India: Taxing digital transactions in India
The digital age has given rise to significant tax policy challenges in terms of nexus, characterisation of income and other consequential issues.
The digital age has given rise to significant tax policy challenges in terms of nexus, characterisation of income and other consequential issues. This issue has been a matter of concern in several countries, including India.
Action 1 of the OECD's BEPS Project examined this issue in detail. Specifically, it considered three broad options to address challenges arising from the digital economy. These were: (i) a new nexus test based on significant economic presence; (ii) a withholding tax on digital transactions; and (iii) an equalisation levy. Although the OECD did not outrightly recommend these options, it noted that countries could consider introducing them in their domestic laws, subject to treaty obligations.
Given India's longstanding concerns surrounding digital economy taxation, and more particularly the perceived leakage of revenue on this account, the Indian Government constituted a committee to examine and make recommendations.
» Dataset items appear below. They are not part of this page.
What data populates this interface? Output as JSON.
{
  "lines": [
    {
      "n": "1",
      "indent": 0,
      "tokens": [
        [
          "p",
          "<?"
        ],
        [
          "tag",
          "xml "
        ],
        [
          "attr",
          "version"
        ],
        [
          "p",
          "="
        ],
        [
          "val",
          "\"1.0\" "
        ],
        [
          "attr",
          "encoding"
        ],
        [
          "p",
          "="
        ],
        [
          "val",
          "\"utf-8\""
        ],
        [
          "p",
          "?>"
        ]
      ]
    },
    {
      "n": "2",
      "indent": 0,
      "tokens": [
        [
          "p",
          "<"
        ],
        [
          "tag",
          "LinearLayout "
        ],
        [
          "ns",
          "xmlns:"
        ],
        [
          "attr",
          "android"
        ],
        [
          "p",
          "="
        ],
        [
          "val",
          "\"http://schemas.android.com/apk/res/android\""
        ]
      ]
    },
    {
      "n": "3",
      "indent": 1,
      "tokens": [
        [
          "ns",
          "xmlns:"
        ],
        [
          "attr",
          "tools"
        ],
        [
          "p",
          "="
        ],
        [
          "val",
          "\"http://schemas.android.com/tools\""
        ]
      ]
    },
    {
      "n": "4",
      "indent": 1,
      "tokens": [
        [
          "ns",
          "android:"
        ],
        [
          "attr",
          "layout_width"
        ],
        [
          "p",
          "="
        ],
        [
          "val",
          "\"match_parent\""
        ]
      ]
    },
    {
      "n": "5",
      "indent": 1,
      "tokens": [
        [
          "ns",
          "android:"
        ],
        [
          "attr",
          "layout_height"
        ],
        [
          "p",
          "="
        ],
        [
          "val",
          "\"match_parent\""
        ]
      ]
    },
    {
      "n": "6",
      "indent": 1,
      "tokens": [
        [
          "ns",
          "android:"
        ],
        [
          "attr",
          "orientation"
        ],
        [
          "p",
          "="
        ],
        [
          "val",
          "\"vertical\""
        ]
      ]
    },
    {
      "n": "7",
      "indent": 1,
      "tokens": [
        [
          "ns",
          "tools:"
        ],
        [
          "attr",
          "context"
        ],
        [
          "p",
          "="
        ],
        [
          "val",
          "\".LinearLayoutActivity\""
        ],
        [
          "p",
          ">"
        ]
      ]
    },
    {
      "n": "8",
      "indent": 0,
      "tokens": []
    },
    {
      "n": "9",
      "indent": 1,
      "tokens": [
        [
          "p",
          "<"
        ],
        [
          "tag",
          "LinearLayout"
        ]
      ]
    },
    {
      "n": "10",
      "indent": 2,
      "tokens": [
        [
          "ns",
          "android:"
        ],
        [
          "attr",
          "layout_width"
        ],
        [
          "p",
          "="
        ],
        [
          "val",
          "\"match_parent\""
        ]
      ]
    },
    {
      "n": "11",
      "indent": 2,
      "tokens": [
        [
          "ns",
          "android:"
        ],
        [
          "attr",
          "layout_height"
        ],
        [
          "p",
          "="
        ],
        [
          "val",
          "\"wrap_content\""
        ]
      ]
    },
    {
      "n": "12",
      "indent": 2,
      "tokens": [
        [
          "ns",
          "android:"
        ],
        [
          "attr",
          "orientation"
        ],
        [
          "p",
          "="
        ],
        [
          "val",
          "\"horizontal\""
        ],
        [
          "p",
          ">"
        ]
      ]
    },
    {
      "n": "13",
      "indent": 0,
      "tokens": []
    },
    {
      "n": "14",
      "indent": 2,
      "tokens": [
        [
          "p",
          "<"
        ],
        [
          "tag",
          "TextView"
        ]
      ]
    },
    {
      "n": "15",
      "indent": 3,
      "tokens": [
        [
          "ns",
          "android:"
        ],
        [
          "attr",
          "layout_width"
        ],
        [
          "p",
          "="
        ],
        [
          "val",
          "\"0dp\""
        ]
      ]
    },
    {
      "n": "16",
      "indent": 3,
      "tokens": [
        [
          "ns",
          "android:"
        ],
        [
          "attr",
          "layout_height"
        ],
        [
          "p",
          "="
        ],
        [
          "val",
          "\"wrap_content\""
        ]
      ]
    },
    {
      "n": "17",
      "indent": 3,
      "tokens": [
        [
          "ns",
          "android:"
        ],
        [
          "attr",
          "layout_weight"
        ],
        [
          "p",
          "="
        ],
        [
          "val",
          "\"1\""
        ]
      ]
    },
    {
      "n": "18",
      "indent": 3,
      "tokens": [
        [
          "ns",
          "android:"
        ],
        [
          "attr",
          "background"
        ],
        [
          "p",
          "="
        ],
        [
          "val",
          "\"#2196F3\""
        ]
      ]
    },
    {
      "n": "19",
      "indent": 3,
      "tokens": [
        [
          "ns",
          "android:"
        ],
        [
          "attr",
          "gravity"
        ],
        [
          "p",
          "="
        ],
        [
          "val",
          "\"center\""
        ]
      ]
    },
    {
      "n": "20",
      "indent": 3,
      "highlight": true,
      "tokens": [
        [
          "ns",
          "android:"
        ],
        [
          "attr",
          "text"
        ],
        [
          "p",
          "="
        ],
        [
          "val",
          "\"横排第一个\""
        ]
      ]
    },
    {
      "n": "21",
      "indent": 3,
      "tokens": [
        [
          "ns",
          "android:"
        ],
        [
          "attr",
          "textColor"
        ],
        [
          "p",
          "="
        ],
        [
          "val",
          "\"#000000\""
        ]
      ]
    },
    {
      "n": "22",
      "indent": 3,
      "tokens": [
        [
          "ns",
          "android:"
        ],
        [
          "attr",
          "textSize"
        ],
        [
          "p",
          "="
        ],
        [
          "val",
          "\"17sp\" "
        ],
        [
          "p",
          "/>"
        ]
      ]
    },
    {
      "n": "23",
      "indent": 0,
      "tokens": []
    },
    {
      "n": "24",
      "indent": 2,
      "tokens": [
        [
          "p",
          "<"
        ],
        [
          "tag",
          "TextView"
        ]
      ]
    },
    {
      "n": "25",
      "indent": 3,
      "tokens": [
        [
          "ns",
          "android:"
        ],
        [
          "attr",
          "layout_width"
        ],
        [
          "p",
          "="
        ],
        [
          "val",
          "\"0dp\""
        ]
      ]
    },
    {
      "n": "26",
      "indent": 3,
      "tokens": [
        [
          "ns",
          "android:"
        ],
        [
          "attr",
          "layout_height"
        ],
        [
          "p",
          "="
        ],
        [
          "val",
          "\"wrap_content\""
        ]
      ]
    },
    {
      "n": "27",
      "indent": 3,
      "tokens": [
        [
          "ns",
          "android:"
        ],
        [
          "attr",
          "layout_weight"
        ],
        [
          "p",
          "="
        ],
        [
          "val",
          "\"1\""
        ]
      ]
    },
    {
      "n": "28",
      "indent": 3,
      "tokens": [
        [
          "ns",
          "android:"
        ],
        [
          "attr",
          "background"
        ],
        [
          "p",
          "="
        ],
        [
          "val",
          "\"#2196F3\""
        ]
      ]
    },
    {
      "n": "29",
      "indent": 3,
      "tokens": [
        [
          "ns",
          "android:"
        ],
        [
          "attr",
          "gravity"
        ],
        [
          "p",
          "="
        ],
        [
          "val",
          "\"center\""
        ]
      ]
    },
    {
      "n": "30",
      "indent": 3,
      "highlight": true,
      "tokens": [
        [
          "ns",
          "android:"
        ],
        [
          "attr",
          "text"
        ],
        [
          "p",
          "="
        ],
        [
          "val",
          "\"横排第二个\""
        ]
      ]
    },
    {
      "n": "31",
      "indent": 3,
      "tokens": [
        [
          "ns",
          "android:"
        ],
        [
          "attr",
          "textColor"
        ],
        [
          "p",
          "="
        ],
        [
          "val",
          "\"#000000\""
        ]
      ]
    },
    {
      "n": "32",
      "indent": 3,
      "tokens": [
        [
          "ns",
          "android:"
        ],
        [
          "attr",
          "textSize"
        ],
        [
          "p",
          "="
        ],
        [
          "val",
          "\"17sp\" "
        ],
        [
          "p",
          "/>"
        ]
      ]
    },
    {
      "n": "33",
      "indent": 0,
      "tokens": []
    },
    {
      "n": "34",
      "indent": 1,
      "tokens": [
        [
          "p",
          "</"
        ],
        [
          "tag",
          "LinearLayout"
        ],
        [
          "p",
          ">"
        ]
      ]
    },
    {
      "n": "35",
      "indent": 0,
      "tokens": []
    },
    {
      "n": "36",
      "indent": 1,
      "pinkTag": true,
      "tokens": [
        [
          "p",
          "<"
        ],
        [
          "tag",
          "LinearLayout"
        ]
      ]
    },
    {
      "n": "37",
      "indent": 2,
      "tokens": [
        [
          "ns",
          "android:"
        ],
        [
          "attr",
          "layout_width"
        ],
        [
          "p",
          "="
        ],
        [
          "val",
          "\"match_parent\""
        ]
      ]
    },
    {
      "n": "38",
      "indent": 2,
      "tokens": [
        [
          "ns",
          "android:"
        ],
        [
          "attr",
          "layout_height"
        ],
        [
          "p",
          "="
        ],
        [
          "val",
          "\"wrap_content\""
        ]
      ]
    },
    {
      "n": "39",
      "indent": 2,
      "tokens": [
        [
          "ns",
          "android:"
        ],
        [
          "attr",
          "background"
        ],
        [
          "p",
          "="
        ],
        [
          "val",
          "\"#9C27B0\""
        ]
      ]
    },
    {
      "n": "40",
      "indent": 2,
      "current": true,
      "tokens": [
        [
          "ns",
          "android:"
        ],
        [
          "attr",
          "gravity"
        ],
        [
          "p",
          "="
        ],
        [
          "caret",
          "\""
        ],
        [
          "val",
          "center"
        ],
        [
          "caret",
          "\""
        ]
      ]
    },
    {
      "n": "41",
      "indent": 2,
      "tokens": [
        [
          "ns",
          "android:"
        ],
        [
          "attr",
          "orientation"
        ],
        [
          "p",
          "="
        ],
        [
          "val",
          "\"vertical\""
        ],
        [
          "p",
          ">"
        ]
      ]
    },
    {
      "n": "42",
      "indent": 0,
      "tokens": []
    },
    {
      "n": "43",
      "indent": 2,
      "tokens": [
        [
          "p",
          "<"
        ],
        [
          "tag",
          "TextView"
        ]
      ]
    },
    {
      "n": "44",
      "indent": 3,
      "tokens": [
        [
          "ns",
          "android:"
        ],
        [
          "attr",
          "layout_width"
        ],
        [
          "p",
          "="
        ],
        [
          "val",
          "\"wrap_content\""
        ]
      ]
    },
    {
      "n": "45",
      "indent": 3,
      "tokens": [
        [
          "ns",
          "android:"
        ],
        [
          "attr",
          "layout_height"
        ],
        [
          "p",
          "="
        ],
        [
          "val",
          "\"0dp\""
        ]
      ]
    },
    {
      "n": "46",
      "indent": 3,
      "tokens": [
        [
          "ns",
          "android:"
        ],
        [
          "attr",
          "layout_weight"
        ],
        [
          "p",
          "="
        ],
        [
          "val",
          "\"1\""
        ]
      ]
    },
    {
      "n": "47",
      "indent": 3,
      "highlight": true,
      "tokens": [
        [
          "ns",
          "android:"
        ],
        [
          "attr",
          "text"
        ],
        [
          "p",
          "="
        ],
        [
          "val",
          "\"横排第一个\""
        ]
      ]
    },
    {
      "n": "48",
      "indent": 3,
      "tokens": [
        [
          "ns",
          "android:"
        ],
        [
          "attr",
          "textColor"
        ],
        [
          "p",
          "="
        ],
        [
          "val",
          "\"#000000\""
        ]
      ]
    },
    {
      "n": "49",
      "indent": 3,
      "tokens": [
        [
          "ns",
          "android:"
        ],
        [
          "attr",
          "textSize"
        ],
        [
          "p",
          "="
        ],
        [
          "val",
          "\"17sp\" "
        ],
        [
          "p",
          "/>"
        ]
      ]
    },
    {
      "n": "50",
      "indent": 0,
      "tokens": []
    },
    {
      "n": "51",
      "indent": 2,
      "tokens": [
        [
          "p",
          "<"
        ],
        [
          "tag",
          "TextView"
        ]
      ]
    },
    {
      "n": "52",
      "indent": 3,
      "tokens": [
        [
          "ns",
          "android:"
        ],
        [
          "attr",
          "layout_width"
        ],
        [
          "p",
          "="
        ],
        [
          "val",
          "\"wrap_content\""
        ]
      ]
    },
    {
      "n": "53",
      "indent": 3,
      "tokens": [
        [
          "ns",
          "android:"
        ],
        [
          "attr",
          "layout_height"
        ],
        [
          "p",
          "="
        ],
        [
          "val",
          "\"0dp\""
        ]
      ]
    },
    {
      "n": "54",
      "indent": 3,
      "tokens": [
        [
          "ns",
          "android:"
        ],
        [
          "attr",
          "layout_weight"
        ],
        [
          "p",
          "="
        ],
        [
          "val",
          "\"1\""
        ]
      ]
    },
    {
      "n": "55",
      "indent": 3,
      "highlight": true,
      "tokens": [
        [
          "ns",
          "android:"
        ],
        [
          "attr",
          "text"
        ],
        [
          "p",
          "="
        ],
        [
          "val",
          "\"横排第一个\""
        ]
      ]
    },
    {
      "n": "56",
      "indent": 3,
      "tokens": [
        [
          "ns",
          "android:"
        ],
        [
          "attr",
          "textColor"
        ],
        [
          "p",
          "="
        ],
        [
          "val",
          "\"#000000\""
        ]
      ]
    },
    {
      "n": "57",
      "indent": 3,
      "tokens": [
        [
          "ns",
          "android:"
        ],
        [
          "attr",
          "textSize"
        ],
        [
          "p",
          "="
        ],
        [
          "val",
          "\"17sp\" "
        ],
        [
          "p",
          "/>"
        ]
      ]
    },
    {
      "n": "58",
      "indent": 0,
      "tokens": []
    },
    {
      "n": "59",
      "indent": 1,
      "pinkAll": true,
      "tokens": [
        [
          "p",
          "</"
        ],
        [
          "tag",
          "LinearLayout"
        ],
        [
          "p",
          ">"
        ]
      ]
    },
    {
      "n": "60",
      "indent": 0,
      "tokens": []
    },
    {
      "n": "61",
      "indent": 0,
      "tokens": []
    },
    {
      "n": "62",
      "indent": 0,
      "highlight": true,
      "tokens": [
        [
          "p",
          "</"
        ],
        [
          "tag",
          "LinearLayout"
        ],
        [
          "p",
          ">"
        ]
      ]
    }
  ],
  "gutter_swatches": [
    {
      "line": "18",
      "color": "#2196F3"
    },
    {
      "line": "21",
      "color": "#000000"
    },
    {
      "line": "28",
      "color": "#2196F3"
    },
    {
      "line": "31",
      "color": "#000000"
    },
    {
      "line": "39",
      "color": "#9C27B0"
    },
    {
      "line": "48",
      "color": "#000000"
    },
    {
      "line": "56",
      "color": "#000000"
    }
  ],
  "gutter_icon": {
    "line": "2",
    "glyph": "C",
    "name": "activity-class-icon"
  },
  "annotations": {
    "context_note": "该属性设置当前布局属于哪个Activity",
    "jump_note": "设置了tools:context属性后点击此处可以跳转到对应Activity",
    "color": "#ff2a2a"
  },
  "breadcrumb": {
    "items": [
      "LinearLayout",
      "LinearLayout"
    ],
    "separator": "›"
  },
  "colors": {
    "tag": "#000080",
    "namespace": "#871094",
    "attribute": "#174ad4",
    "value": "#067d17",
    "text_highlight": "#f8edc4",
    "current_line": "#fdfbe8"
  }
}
This led to the introduction (in the annual Budget presented in February) of a proposed tax called the 'Equalisation Levy' on specified services provided by non-residents.
This levy applies at 6% of consideration paid for specified services to a non-resident by:
a resident in India carrying out business; or
a non-resident having a permanent establishment (PE) in India.
There is, however, a specific carve-out for specified services rendered by non-residents who have a PE in India, when the services are effectively connected to the PE. Payers in India are required to deduct the levy amount from the payments made to non-residents and deposit it with the government. Interest and penalty would apply for non-deduction/non-payment of the levy.
The specified services to which this levy applies are online advertisements, provision for digital advertising space or any other facility/services for the purpose of online advertisements. Interestingly, the government is also empowered to notify other services that could fall within the ambit of this levy. The OECD, in its 'Report on the Digital Economy', had highlighted potential concerns around identification of specified transactions in the digital sphere which would be subject to a special levy. These concerns could equally apply in the context of the Indian equalisation levy, and one can expect some uncertainty on this issue going forward.
To avoid double taxation, income arising from payments on which equalisation levy has been paid are proposed to be exempted under Income-tax Law (ITL).
Interestingly, while the government has stated that the equalisation levy is based on the recommendations of the OECD, there is one significant difference. The Indian levy is proposed to be charged, not under ITL, but under a separate chapter of the Finance Bill. This would mean that the levy may not be considered as an 'income-tax', which would take it outside the purview of tax treaties. This would imply that, where an equalisation levy is levied on a transaction, the non-resident recipient may be subjected to double taxation, if its country of residence does not give a corresponding credit for the Indian levy.
Another interesting issue which may arise is whether the levy can be applied to 'advance payments' (made prior to the levy being in force), as the levy is applicable on 'services provided on or after the commencement' of the chapter.
These and several other issues may need to be addressed to minimise uncertainties and avoid litigation.